En este punto, quiero recordarles brevemente cuáles son esos principios: la autonomía; la libertad; las relaciones horizontales entre profesores y estudiantes; el niño como centro del proceso; el error como fuente de aprendizaje; el amor por Colombia; el conocimiento como pretexto para  la formación del carácter; la idea de que el ambiente educa más que el discurso directo y de que se aprende haciendo; un colegio humanista; un colegio humano – que no es lo mismo-; un colegio auténtico; un colegio contracultural; un colegio liberal y democrático; la capacidad de disentir; la confianza; el niño como interlocutor válido; la importancia de las excursiones; un ambiente de afecto y alegría; el rol fundamental del maestro, por encima de los textos y los programas; y el sentido del humor, entre otros.

La segunda anécdota es de Mauricio Nieto, nieto de don Agustín, y reconocido profesor de Historia de la Universidad de los Andes.

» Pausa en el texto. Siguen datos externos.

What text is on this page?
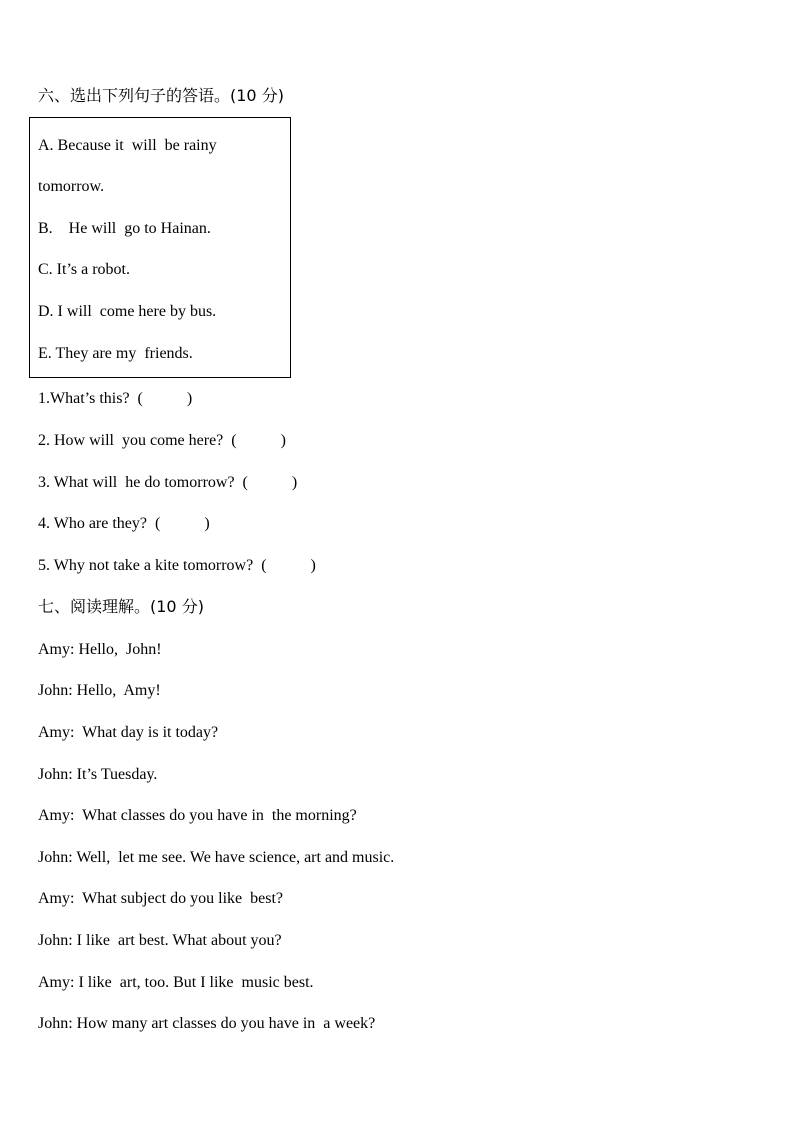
六、选出下列句子的答语。(10 分)
A. Because it  will  be rainy
tomorrow.
B.    He will  go to Hainan.
C. It’s a robot.
D. I will  come here by bus.
E. They are my  friends.
1.What’s this?  (           )
2. How will  you come here?  (           )
3. What will  he do tomorrow?  (           )
4. Who are they?  (           )
5. Why not take a kite tomorrow?  (           )
七、阅读理解。(10 分)
Amy: Hello,  John!
John: Hello,  Amy!
Amy:  What day is it today?
John: It’s Tuesday.
Amy:  What classes do you have in  the morning?
John: Well,  let me see. We have science, art and music.
Amy:  What subject do you like  best?
John: I like  art best. What about you?
Amy: I like  art, too. But I like  music best.
John: How many art classes do you have in  a week?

En la actualidad, nosotros estamos trabajando en un proyecto que se llama “Vuelo al Bicentenario”, que, curiosamente, es exactamente esto mismo de lo que estamos hablando hoy: un ejercicio de reflexión conjunta sobre lo que supone educar desde el eco de una figura como lo es don Agustín. Tenemos dos grupos de trabajo, conformados por estudiantes, exalumnos, padres de familia, profesores y pedagogos, entre otros. Un grupo investiga sobre el Legado de Nuestros Primeros Cien Años y el otro investiga sobre las Tendencias Actuales en Educación.

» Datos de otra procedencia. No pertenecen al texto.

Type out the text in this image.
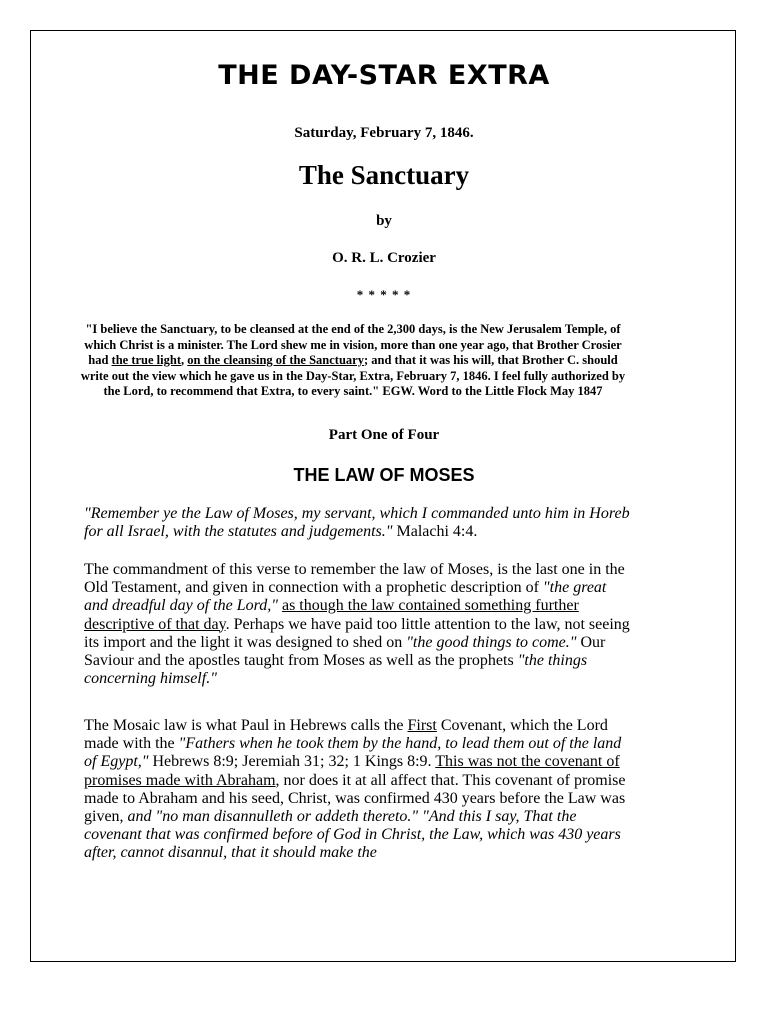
THE DAY-STAR EXTRA

Saturday, February 7, 1846.

The Sanctuary

by

O. R. L. Crozier

* * * * *

"I believe the Sanctuary, to be cleansed at the end of the 2,300 days, is the New Jerusalem Temple, of which Christ is a minister. The Lord shew me in vision, more than one year ago, that Brother Crosier had the true light, on the cleansing of the Sanctuary; and that it was his will, that Brother C. should write out the view which he gave us in the Day-Star, Extra, February 7, 1846. I feel fully authorized by the Lord, to recommend that Extra, to every saint." EGW. Word to the Little Flock May 1847

Part One of Four

THE LAW OF MOSES

"Remember ye the Law of Moses, my servant, which I commanded unto him in Horeb for all Israel, with the statutes and judgements." Malachi 4:4.

The commandment of this verse to remember the law of Moses, is the last one in the Old Testament, and given in connection with a prophetic description of "the great and dreadful day of the Lord," as though the law contained something further descriptive of that day. Perhaps we have paid too little attention to the law, not seeing its import and the light it was designed to shed on "the good things to come." Our Saviour and the apostles taught from Moses as well as the prophets "the things concerning himself."

The Mosaic law is what Paul in Hebrews calls the First Covenant, which the Lord made with the "Fathers when he took them by the hand, to lead them out of the land of Egypt," Hebrews 8:9; Jeremiah 31; 32; 1 Kings 8:9. This was not the covenant of promises made with Abraham, nor does it at all affect that. This covenant of promise made to Abraham and his seed, Christ, was confirmed 430 years before the Law was given, and "no man disannulleth or addeth thereto." "And this I say, That the covenant that was confirmed before of God in Christ, the Law, which was 430 years after, cannot disannul, that it should make the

Mauricio Nieto está en el grupo de los Cien Años. Al final de la primera reunión, en octubre pasado, cuando discutimos sobre nuestros principios fundacionales, él nos dijo lo siguiente: “todo lo que ustedes han dicho es muy interesante, es maravilloso, tenemos unos cien años de maravilla. Pero ojo, no seamos tan autorreferentes, no vivamos sólo del pasado, veamos otras cosas, otras miradas, estudiemos otros autores. No perdamos el espíritu moderno.”

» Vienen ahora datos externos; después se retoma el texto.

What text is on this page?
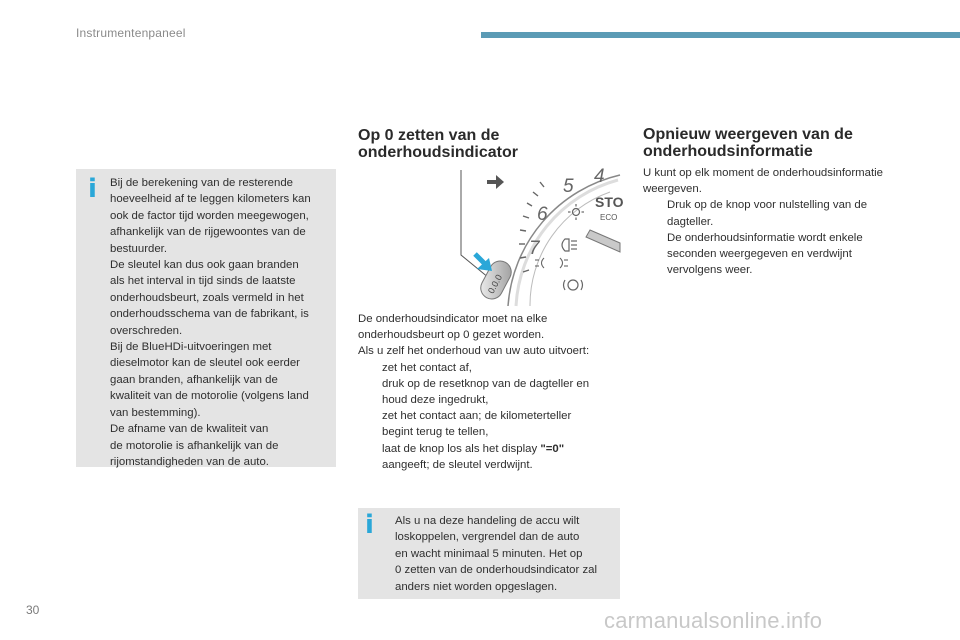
Instrumentenpaneel
i Bij de berekening van de resterende

hoeveelheid af te leggen kilometers kan

ook de factor tijd worden meegewogen,

afhankelijk van de rijgewoontes van de

bestuurder.

De sleutel kan dus ook gaan branden

als het interval in tijd sinds de laatste

onderhoudsbeurt, zoals vermeld in het

onderhoudsschema van de fabrikant, is

overschreden.

Bij de BlueHDi-uitvoeringen met

dieselmotor kan de sleutel ook eerder

gaan branden, afhankelijk van de

kwaliteit van de motorolie (volgens land

van bestemming).

De afname van de kwaliteit van

de motorolie is afhankelijk van de

rijomstandigheden van de auto.

Op 0 zetten van de
onderhoudsindicator
4
5
6
7
STO
ECO
0.0.0

De onderhoudsindicator moet na elke

onderhoudsbeurt op 0 gezet worden.

Als u zelf het onderhoud van uw auto uitvoert:

zet het contact af,
druk op de resetknop van de dagteller en
houd deze ingedrukt,
zet het contact aan; de kilometerteller
begint terug te tellen,
laat de knop los als het display "=0"
aangeeft; de sleutel verdwijnt.
i Als u na deze handeling de accu wilt

loskoppelen, vergrendel dan de auto

en wacht minimaal 5 minuten. Het op

0 zetten van de onderhoudsindicator zal

anders niet worden opgeslagen.

Opnieuw weergeven van de
onderhoudsinformatie

U kunt op elk moment de onderhoudsinformatie

weergeven.

Druk op de knop voor nulstelling van de
dagteller.
De onderhoudsinformatie wordt enkele
seconden weergegeven en verdwijnt
vervolgens weer.
30	carmanualsonline.info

Esto, repito, lo dijo un exalumno, una persona que sabe de pedagogía, que sabe de Historia de Colombia, que quiere mucho a su colegio, y que resulta ser el nieto de Agustín Nieto Caballero. Su punto de vista es, por lo menos, inquietante, y nos hace reflexionar como institución.

Creo que nuestra principal falla es que por momentos nos hemos quedado anclados en nuestra historia, en los libros de Don Agustín, en lo que fuimos en el pasado, muy autorreferentes, muy endogámicos, mirándonos todo el tiempo nuestro propio ombligo, demasiado orgullosos de nosotros mismos, sin ver un poco más allá. Sin mirar lo que está pasando afuera, sin estudiar nuevas propuestas. Sin renovarnos. Preocupados demasiado por defender unas tradiciones.

Lo anterior, por muchas razones que no es del caso mencionar pero que hacen parte de nuestra cultura como gimnasianos.

Esto es contradictorio con el pensamiento de don Agustín porque, con nuestra actitud, no honramos nuestro nombre.

No se trata de ser modernos por estar a la moda. No. Se trata de ser curiosos, de cuestionarnos, de investigar, de abrir la mente, de ser receptivos, y de mirar qué cosas nuevas podemos crear o adoptar. Claro está, siendo siempre fieles a nuestros principios para no perder nuestra autenticidad que es, creo yo, nuestro mayor valor.

Por eso, hoy en día, educar desde el eco de esa figura, supone hacerse las siguientes preguntas:

¿Qué respuestas le daría don Agustín a los problemas actuales de la educación y del Gimnasio?

¿Qué pensadores y qué pedagogos estudiaría?

¿Qué hay de malo en la educación de hoy?

¿Qué necesidades tiene el país hoy?

¿Cuáles son sus principales problemas?

Este es nuestro desafío. Dar soluciones a las necesidades actuales de la educación desde nuestros principios. El todo está en someter todo a cuestión, en repensarlo todo, así sea para dejarlo igual, pero no por tradición sino por convicción permanente.

Así las cosas, en síntesis, yo creo que educar desde el eco de una figura histórica como Agustín Nieto Caballero supone para el Gimnasio Moderno un reto complejo y fascinante. Este reto tiene tres aristas:

1-No ser tan endogámicos ni tan autorreferentes.

2-Repensarlo todo y cuestionarlo todo. Tradiciones, ideas, y demás.

3-Responder a las nuevas necesidades siempre desde nuestra forma de ser. Lo anterior, para no perder nuestra autenticidad ni nuestra identidad.